It is impossible to have total alkalinity go below zero by boiling water hard/carbonaceous or not. If one adds acid to the water until the pH reaches 4.3, then 50 times the number of milliequivalents of acid required per liter of water is the alkalinity. Thus for your water with alkalinity 273 it would require 253/50 = 5.06 mEq acid per liter. Negative alkalinity is achieved when one continues to add acid at this point. For -193 you would add 193/50 = 3.86 mEq additional (per liter).

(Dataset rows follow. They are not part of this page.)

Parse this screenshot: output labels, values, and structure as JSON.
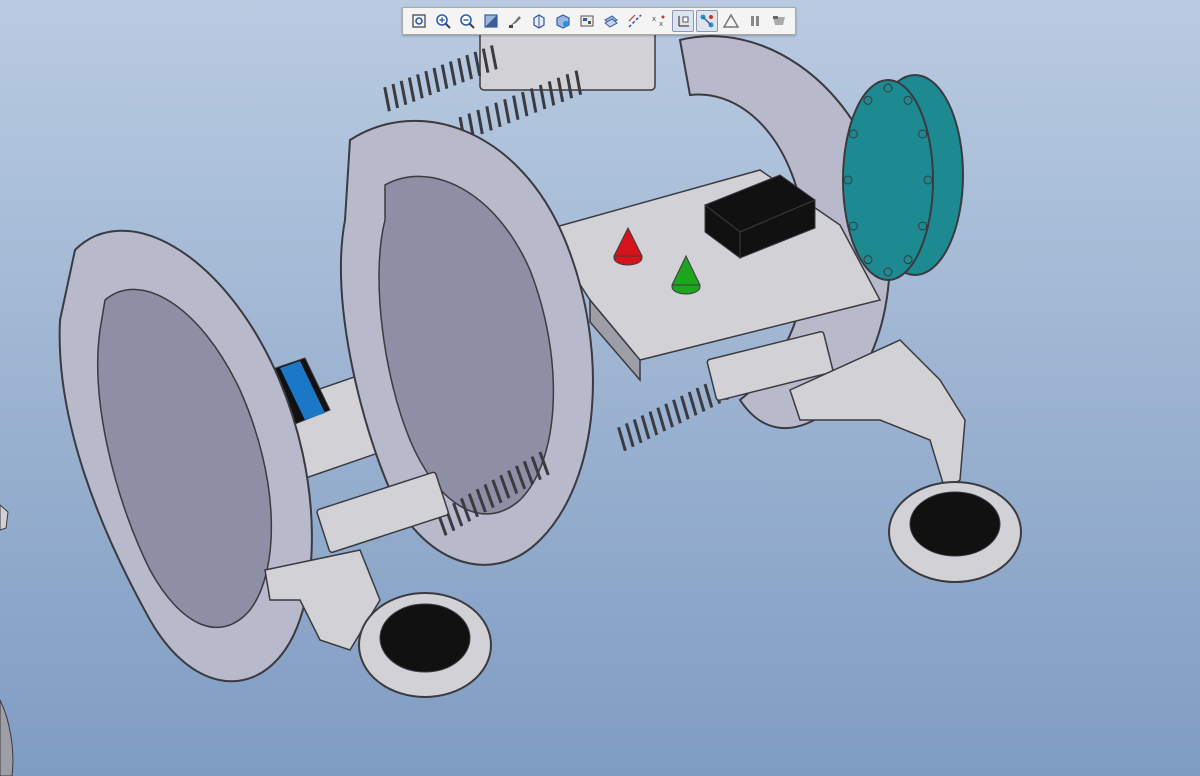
{
  "app": {
    "viewport_colors": {
      "top": "#b9cbe1",
      "bottom": "#7f9cc2"
    }
  },
  "toolbar": {
    "buttons": [
      {
        "icon": "refit-icon",
        "active": false
      },
      {
        "icon": "zoom-in-icon",
        "active": false
      },
      {
        "icon": "zoom-out-icon",
        "active": false
      },
      {
        "icon": "reorient-icon",
        "active": false
      },
      {
        "icon": "repaint-icon",
        "active": false
      },
      {
        "icon": "saved-views-icon",
        "active": false
      },
      {
        "icon": "display-style-icon",
        "active": false
      },
      {
        "icon": "view-manager-icon",
        "active": false
      },
      {
        "icon": "datum-planes-icon",
        "active": false
      },
      {
        "icon": "datum-axes-icon",
        "active": false
      },
      {
        "icon": "datum-points-icon",
        "active": false
      },
      {
        "icon": "coordinate-systems-icon",
        "active": true
      },
      {
        "icon": "annotations-icon",
        "active": true
      },
      {
        "icon": "spin-center-icon",
        "active": false
      },
      {
        "icon": "pause-icon",
        "active": false
      },
      {
        "icon": "flip-icon",
        "active": false
      }
    ]
  },
  "model": {
    "colors": {
      "part": "#d2d2d6",
      "part_dark": "#9e9ea6",
      "ring": "#b9b9cc",
      "ring_dark": "#8e8ea4",
      "motor": "#111111",
      "motor_band": "#1b78c6",
      "wheel_hub": "#1c8a90",
      "red_marker": "#d4141a",
      "green_marker": "#1ea51e",
      "edge": "#3a3a40"
    }
  }
}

What actually happens when hard carbonaceous water is boiled is pretty much anyone's guess. If you plan to use this technique as a matter of course I would definitely invest in a hardness test kit of the type that gives calcium and total or magnesium and total hardness and an alkalinity test kit (www.hach.com
) so that you will know what really happens. A rule of thumb is that alkalinity or hardness, whichever is limiting, can be taken down to about 1 mEq/L (50 ppm as CaCO3). Assuming this to be the case and taking calcium down to about 1 mEq/L would drop about half the alkalinity so you would have alkalinity of about 130, calcium at about 19.3 mg/L and Mg at about 28. RA would be 100 down from 212. If diluted 1 + 1 with RO water alkalinity drops to 65, calcium to 9.6, magnesium to 14 and RA to 50.
Are you perhaps confusing total alkalinity (TA) and residual alkalinity (RA)?